How do they do this? That’s all I want to know.
I started my career in database, on minicomputers. The relational database wasn’t exactly fast, but it beat the pants off flat file systems that needed to be periodically dumped to tape and reloaded to…well, don’t ask.
The RDBMS was a quantum leap for computing, though we quickly got used to it and ignored it. The next thing you knew, we were living on PCs, and we wanted raw storage because, well, 10 MB just wasn’t enough.
So, we got more storage on our phones, in the cloud, wherever we needed it. We also continued down a performance curve that always produced snappy applications. There was almost nothing to long for unless you owned and operated terabytes of data that your AI systems needed to turn over incessantly to find that kernel of information that would turn an idea into profit. Lots of profit.

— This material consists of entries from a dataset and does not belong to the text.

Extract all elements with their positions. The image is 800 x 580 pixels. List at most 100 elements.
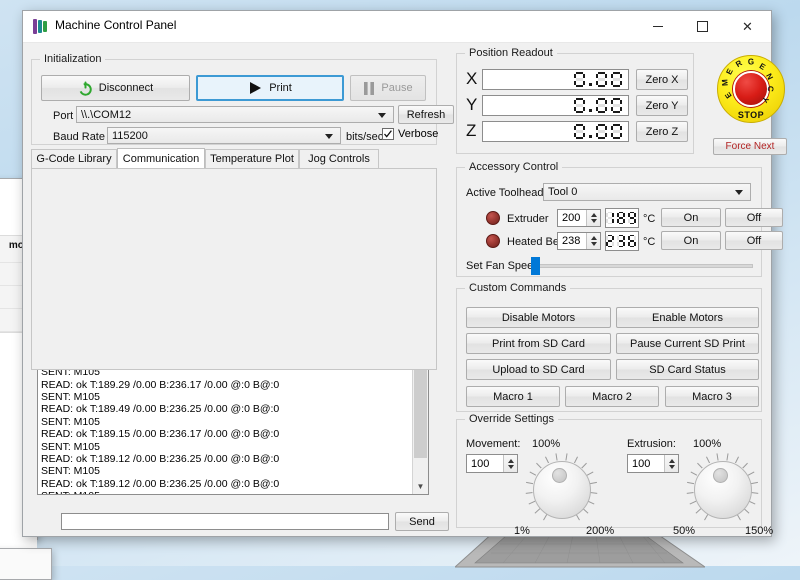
print-from-sd-card-button[interactable]: Print from SD Card: [466, 333, 611, 354]
position-display-z: [482, 121, 629, 142]
window-titlebar[interactable]: Machine Control Panel ✕: [23, 11, 771, 43]
active-toolhead-combobox[interactable]: Tool 0: [543, 183, 751, 201]
movement-override-knob[interactable]: [523, 451, 599, 527]
seven-segment-digit: [611, 98, 622, 114]
baud-combobox[interactable]: 115200: [107, 127, 341, 144]
minimize-button[interactable]: [635, 11, 680, 42]
extrusion-override-knob[interactable]: [684, 451, 760, 527]
emergency-stop-arc-letter: E: [723, 90, 733, 100]
seven-segment-display: [483, 96, 628, 115]
seven-segment-dot: [589, 135, 592, 138]
verbose-label: Verbose: [398, 128, 438, 140]
zero-y-button[interactable]: Zero Y: [636, 95, 688, 116]
seven-segment-digit: [606, 212, 613, 225]
heated-bed-off-button[interactable]: Off: [725, 231, 783, 250]
upload-to-sd-card-button[interactable]: Upload to SD Card: [466, 359, 611, 380]
disconnect-button[interactable]: Disconnect: [41, 75, 190, 101]
seven-segment-digit: [596, 124, 607, 140]
movement-percent-top: 100%: [532, 438, 560, 450]
verbose-checkbox[interactable]: Verbose: [382, 128, 438, 140]
extrusion-percent-top: 100%: [693, 438, 721, 450]
send-command-input[interactable]: [61, 513, 389, 530]
tab-strip: G-Code Library Communication Temperature…: [31, 149, 435, 168]
seven-segment-display: [483, 70, 628, 89]
seven-segment-display: [606, 209, 638, 227]
fan-speed-label: Set Fan Speed: [466, 260, 539, 272]
emergency-stop-arc-letter: R: [734, 58, 744, 69]
tab-temperature-plot[interactable]: Temperature Plot: [205, 149, 299, 168]
active-toolhead-value: Tool 0: [548, 186, 577, 198]
extruder-off-button[interactable]: Off: [725, 208, 783, 227]
maximize-button[interactable]: [680, 11, 725, 42]
baud-value: 115200: [112, 130, 148, 142]
override-settings-title: Override Settings: [465, 413, 558, 425]
position-readout-title: Position Readout: [465, 47, 557, 59]
zero-x-button[interactable]: Zero X: [636, 69, 688, 90]
seven-segment-dot: [589, 109, 592, 112]
force-next-button[interactable]: Force Next: [713, 138, 787, 155]
pause-icon: [363, 82, 375, 95]
emergency-stop-inner: [733, 71, 769, 107]
extrusion-max-label: 150%: [745, 525, 773, 537]
disable-motors-button[interactable]: Disable Motors: [466, 307, 611, 328]
tab-g-code-library[interactable]: G-Code Library: [31, 149, 117, 168]
extrusion-spinner-arrows[interactable]: [664, 455, 678, 472]
movement-spinner-arrows[interactable]: [503, 455, 517, 472]
pause-current-sd-print-button[interactable]: Pause Current SD Print: [616, 333, 759, 354]
print-label: Print: [269, 82, 292, 94]
close-icon: ✕: [742, 19, 753, 35]
close-button[interactable]: ✕: [725, 11, 770, 42]
extruder-setpoint-spinner[interactable]: 200: [557, 209, 601, 227]
movement-override-spinner[interactable]: 100: [466, 454, 518, 473]
enable-motors-button[interactable]: Enable Motors: [616, 307, 759, 328]
emergency-stop-button[interactable]: EMERGENCY STOP: [717, 55, 785, 123]
machine-control-panel-window: Machine Control Panel ✕ Initialization D…: [22, 10, 772, 537]
extruder-on-button[interactable]: On: [661, 208, 721, 227]
sd-card-status-button[interactable]: SD Card Status: [616, 359, 759, 380]
heated-bed-spinner-arrows[interactable]: [586, 233, 600, 249]
send-button[interactable]: Send: [395, 512, 449, 531]
extrusion-label: Extrusion:: [627, 438, 676, 450]
seven-segment-digit: [611, 72, 622, 88]
extruder-setpoint-value: 200: [558, 210, 586, 226]
seven-segment-digit: [617, 212, 624, 225]
pause-label: Pause: [381, 82, 412, 94]
heated-bed-on-button[interactable]: On: [661, 231, 721, 250]
seven-segment-dot: [589, 83, 592, 86]
emergency-stop-arc-letter: G: [748, 58, 754, 67]
extrusion-override-spinner[interactable]: 100: [627, 454, 679, 473]
chevron-down-icon: [378, 113, 386, 118]
zero-z-button[interactable]: Zero Z: [636, 121, 688, 142]
seven-segment-digit: [628, 212, 635, 225]
extruder-label: Extruder: [507, 213, 549, 225]
axis-label-z: Z: [466, 121, 476, 141]
heated-bed-setpoint-spinner[interactable]: 238: [557, 232, 601, 250]
port-label: Port: [53, 110, 73, 122]
extruder-temperature-display: [605, 208, 639, 228]
fan-slider-track: [531, 264, 753, 268]
refresh-button[interactable]: Refresh: [398, 105, 454, 124]
emergency-stop-arc-letter: M: [720, 79, 729, 86]
fan-speed-slider[interactable]: [531, 264, 753, 268]
tab-communication[interactable]: Communication: [117, 148, 205, 168]
seven-segment-digit: [596, 98, 607, 114]
extruder-spinner-arrows[interactable]: [586, 210, 600, 226]
seven-segment-digit: [574, 72, 585, 88]
print-button[interactable]: Print: [196, 75, 344, 101]
seven-segment-display: [606, 232, 638, 250]
heated-bed-temperature-display: [605, 231, 639, 251]
tab-jog-controls[interactable]: Jog Controls: [299, 149, 379, 168]
fan-slider-thumb[interactable]: [531, 257, 540, 275]
port-combobox[interactable]: \\.\COM12: [76, 106, 394, 123]
seven-segment-digit: [574, 98, 585, 114]
seven-segment-digit: [628, 235, 635, 248]
macro-2-button[interactable]: Macro 2: [565, 386, 659, 407]
macro-1-button[interactable]: Macro 1: [466, 386, 560, 407]
heated-bed-unit-label: °C: [643, 236, 655, 248]
window-title: Machine Control Panel: [55, 18, 176, 32]
position-display-y: [482, 95, 629, 116]
movement-max-label: 200%: [586, 525, 614, 537]
background-window-bottom[interactable]: [0, 548, 52, 580]
scroll-down-icon[interactable]: ▼: [413, 479, 428, 494]
macro-3-button[interactable]: Macro 3: [665, 386, 759, 407]
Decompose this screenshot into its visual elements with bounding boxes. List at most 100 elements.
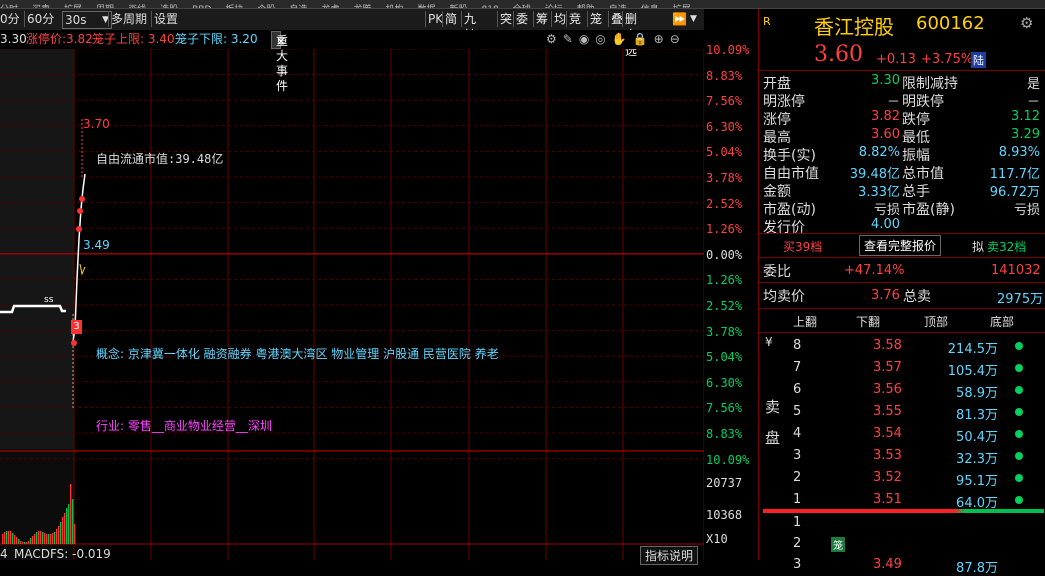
timeframe-60m-button[interactable]: 60分 xyxy=(24,11,56,27)
bid-lvl: 2 xyxy=(793,536,802,551)
multi-period-button[interactable]: 多周期 xyxy=(108,11,149,27)
ask-lvl: 6 xyxy=(793,382,802,397)
level-indicator-dot xyxy=(1015,430,1023,438)
volume-bar xyxy=(66,508,68,544)
ask-price: 3.56 xyxy=(873,382,902,397)
quote-value: 3.60 xyxy=(871,127,900,142)
toolbar-btn-5[interactable]: 筹 xyxy=(533,11,550,27)
ask-price: 3.57 xyxy=(873,360,902,375)
quote-value: 117.7亿 xyxy=(989,167,1040,182)
quote-value: 8.93% xyxy=(998,145,1040,160)
quote-label: 最高 xyxy=(763,130,791,146)
pct-axis-up-label: 7.56% xyxy=(706,94,743,109)
bid-price: 3.49 xyxy=(873,557,902,572)
quote-label: 限制减持 xyxy=(902,76,958,92)
pct-axis-up-label: 2.52% xyxy=(706,196,743,211)
quote-label: 自由市值 xyxy=(763,166,819,182)
volume-bar xyxy=(62,517,64,544)
quote-value: 3.29 xyxy=(1011,127,1040,142)
trade-dot xyxy=(76,226,82,232)
quote-label: 总市值 xyxy=(902,166,944,182)
pct-axis-up-label: 5.04% xyxy=(706,145,743,160)
more-dropdown-icon[interactable]: ▼ xyxy=(690,11,697,27)
quote-label: 涨停 xyxy=(763,112,791,128)
quote-label: 发行价 xyxy=(763,220,805,236)
quote-value: 3.82 xyxy=(871,109,900,124)
timeframe-0m-button[interactable]: 0分 xyxy=(0,11,20,27)
top-menu-bar: 分时买卖扩展周期画线选股BBD板块个股自选龙虎龙腾机构数据新股818全球论坛帮助… xyxy=(0,0,1045,9)
volume-bar xyxy=(12,533,14,544)
sell-levels-tab[interactable]: 卖32档 xyxy=(987,238,1026,255)
close-icon[interactable]: × xyxy=(276,34,286,49)
pct-axis-up-label: 1.26% xyxy=(706,222,743,237)
simulate-button[interactable]: 拟 xyxy=(972,238,984,255)
chart-tool-icons[interactable]: ⚙✎◉◎✋🔒⊕⊖ xyxy=(546,32,686,47)
buy-levels-tab[interactable]: 买39档 xyxy=(783,238,822,255)
pct-axis-down-label: 8.83% xyxy=(706,427,743,441)
fullscreen-icon[interactable]: ⏩ xyxy=(672,11,687,27)
toolbar-btn-10[interactable]: 删自选 xyxy=(622,11,639,58)
orderbook-header-btn[interactable]: 上翻 xyxy=(793,313,817,330)
ask-vol: 32.3万 xyxy=(956,452,998,467)
pct-axis-down-label: 7.56% xyxy=(706,401,743,416)
toolbar-btn-1[interactable]: 简 xyxy=(442,11,459,27)
price-info-bar: 3.30 涨停价:3.82 笼子上限: 3.40 笼子下限: 3.20 重大事件… xyxy=(0,30,704,93)
cage-tag: 笼 xyxy=(831,537,845,552)
volume-bar xyxy=(20,541,22,544)
volume-bar xyxy=(4,532,6,544)
quote-label: 明涨停 xyxy=(763,94,805,110)
orderbook-header-btn[interactable]: 底部 xyxy=(990,313,1014,330)
quote-value: 3.30 xyxy=(871,73,900,88)
major-events-tab[interactable]: 重大事件 × xyxy=(271,31,288,93)
quote-label: 总手 xyxy=(902,184,930,200)
weibi-pct: +47.14% xyxy=(844,263,905,278)
toolbar-btn-2[interactable]: 九转 xyxy=(461,11,478,42)
intraday-chart[interactable]: ss 3.70 3.49 自由流通市值:39.48亿 概念: 京津冀一体化 融资… xyxy=(0,43,749,565)
toolbar-btn-8[interactable]: 笼 xyxy=(587,11,604,27)
level-indicator-dot xyxy=(1015,386,1023,394)
float-market-cap-label: 自由流通市值:39.48亿 xyxy=(96,152,224,166)
ask-price: 3.52 xyxy=(873,470,902,485)
pct-axis-up-label: 3.78% xyxy=(706,171,743,185)
weibi-label: 委比 xyxy=(763,264,791,280)
orderbook-header-btn[interactable]: 顶部 xyxy=(924,313,948,330)
quote-value: － xyxy=(886,95,900,110)
stock-code: 600162 xyxy=(916,13,985,34)
event-marker[interactable]: 3 xyxy=(71,320,82,334)
volume-bar xyxy=(24,542,26,544)
orderbook-header-btn[interactable]: 下翻 xyxy=(856,313,880,330)
settings-button[interactable]: 设置 xyxy=(151,11,180,27)
full-quote-button[interactable]: 查看完整报价 xyxy=(859,235,942,256)
volume-bar xyxy=(16,537,18,544)
quote-value: 亏损 xyxy=(1013,203,1040,218)
quote-value: 8.82% xyxy=(858,145,900,160)
ask-vol: 105.4万 xyxy=(947,364,998,379)
toolbar-btn-3[interactable]: 突 xyxy=(497,11,514,27)
pct-axis-down-label: 2.52% xyxy=(706,299,743,313)
quote-value: 39.48亿 xyxy=(849,167,900,182)
ask-price: 3.55 xyxy=(873,404,902,419)
pct-axis-up-label: 8.83% xyxy=(706,68,743,83)
toolbar-btn-7[interactable]: 竞 xyxy=(566,11,583,27)
trade-dot xyxy=(79,196,85,202)
level-indicator-dot xyxy=(1015,452,1023,460)
pct-axis-down-label: 3.78% xyxy=(706,324,743,339)
weibi-value: 141032 xyxy=(991,263,1041,278)
volume-bar-spike xyxy=(74,524,76,544)
mid-price-label: 3.49 xyxy=(83,238,110,252)
indicator-help-button[interactable]: 指标说明 xyxy=(640,546,699,565)
ask-lvl: 3 xyxy=(793,448,802,463)
ask-vol: 50.4万 xyxy=(956,430,998,445)
gear-icon[interactable]: ⚙ xyxy=(1020,14,1033,32)
avg-sell-label: 均卖价 xyxy=(763,289,805,305)
current-price: 3.30 xyxy=(0,32,27,46)
quote-label: 振幅 xyxy=(902,148,930,164)
toolbar-btn-4[interactable]: 委 xyxy=(513,11,530,27)
quote-label: 最低 xyxy=(902,130,930,146)
pct-axis-zero-label: 0.00% xyxy=(706,247,743,262)
quote-label: 金额 xyxy=(763,184,791,200)
bid-lvl: 3 xyxy=(793,557,802,572)
concept-tags: 概念: 京津冀一体化 融资融券 粤港澳大湾区 物业管理 沪股通 民营医院 养老 xyxy=(96,347,499,361)
period-select[interactable]: 30s ▼ xyxy=(62,11,112,29)
volume-bar xyxy=(30,538,32,544)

Suffice it to say that the need for faster databases never left us but by this point, nearly fifty years on, you would expect that improvements could be measured by an atomic clock in increments of nano-somethings — and you would be wrong.
MySQL HeatWave Lakehouse
On Tuesday at CloudWorld, Oracle introduced MySQL HeatWave Lakehouse, which it says offers 17-fold faster query performance against Snowflake and 6-fold faster than Redshift on a 400 TB workload.
Snowflake and Redshift are not jalopies racing against a Lamborghini, and 400 TB is not some insignificant pile of zeros and ones, but 17 is a lot of folds. I am not a database guy anymore, just as I can’t play shortstop anymore. However, I can still admire good play.
MySQL Heatwave wasn’t tested against only relational data. The queries in question included multiple file formats, including not only CSV and Parquet but also Aurora and Redshift.
The product won’t be generally available until sometime in the first half of calendar year 2023, but it is in beta right now. Beta customers are using MySQL HeatWave in high-demand areas like real-time analysis of advertising campaign performance.
Oh, is that all?
Another Tech Renaissance
Yes, there’s lots of R&D built into this product and years of work by teams of people. Nonetheless, to arrive at a moment when you can announce and appreciate its significance is impressive. Most impressive is that nearly 50 years after the introduction of SQL, somebody, anybody, could continue to up the game. Information is the game we all play these days, and data manipulation drives it all.
Moore’s Law, that computing power would double about every year and a half, decayed a long time ago. Today it’s more like a doubling time of five years. The MySQL Heatwave announcement should be viewed in this context.
New hardware generations always drove better database performance — until they didn’t. Yet we are still finding ways to derive information faster than before, even if hardware is not accelerating data the way it once was.
This suggests to me that we might be in another technology renaissance, the kind that we last saw about twenty years ago when cloud computing first began.